I ate two dinners that night. My belly was fit to burst, but I didn’t care. Patrick Swayze put his arms around me and I felt good.

I was becoming good at being two different people. At home I behaved like a Fellowship girl who listened to Dad reading the Bible and said my prayers at night. Outside the house I took part in the worldly things that my friends were doing without feeling guilty.

The Fellowship taught me always to expect that God would punish me for my sins, but it also taught me that anyone under the age of twelve was free of responsibility for their actions. As far as I was concerned, I could do pretty much anything and God would forgive me.

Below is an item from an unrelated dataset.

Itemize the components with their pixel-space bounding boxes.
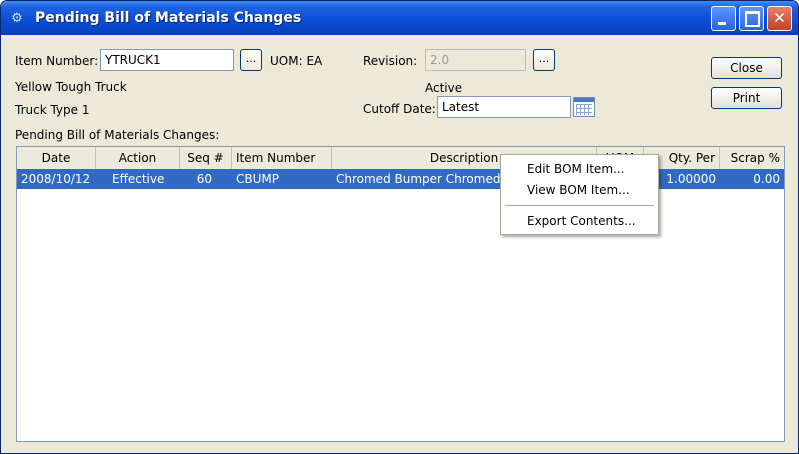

Natalie was older, but often looked to me for what we were going to do. When I was nine and she was eleven I thought it would be a good idea for us to start smoking. We picked half-smoked stubs off the ground, pocketed them and headed towards the school gates.

I did what I had done many times before, and scrambled over the top of the gates, dropping to the ground on the other side with a heavy thud. There was a gap underneath, but I had found out through bitter experience that, while Natalie could slide gracefully underneath, I couldn’t.

We legged it up the school driveway and dashed around the corner, onto the field, and over to a thin row of bushes, carefully avoiding the school caretaker as we went. Once we were well hidden we began. It was more a case of inhaling a mouthful of acrid smoke and trying not to cough our guts up when it hit the back of our throats.

Following that initiation, we smoked on and off for a while, until even we couldn’t overlook the fact that our regular supply of cigarettes came from dirty pavements, and filthy gutters. My habit didn’t last long, and, after that, another nine years passed before I touched another cigarette.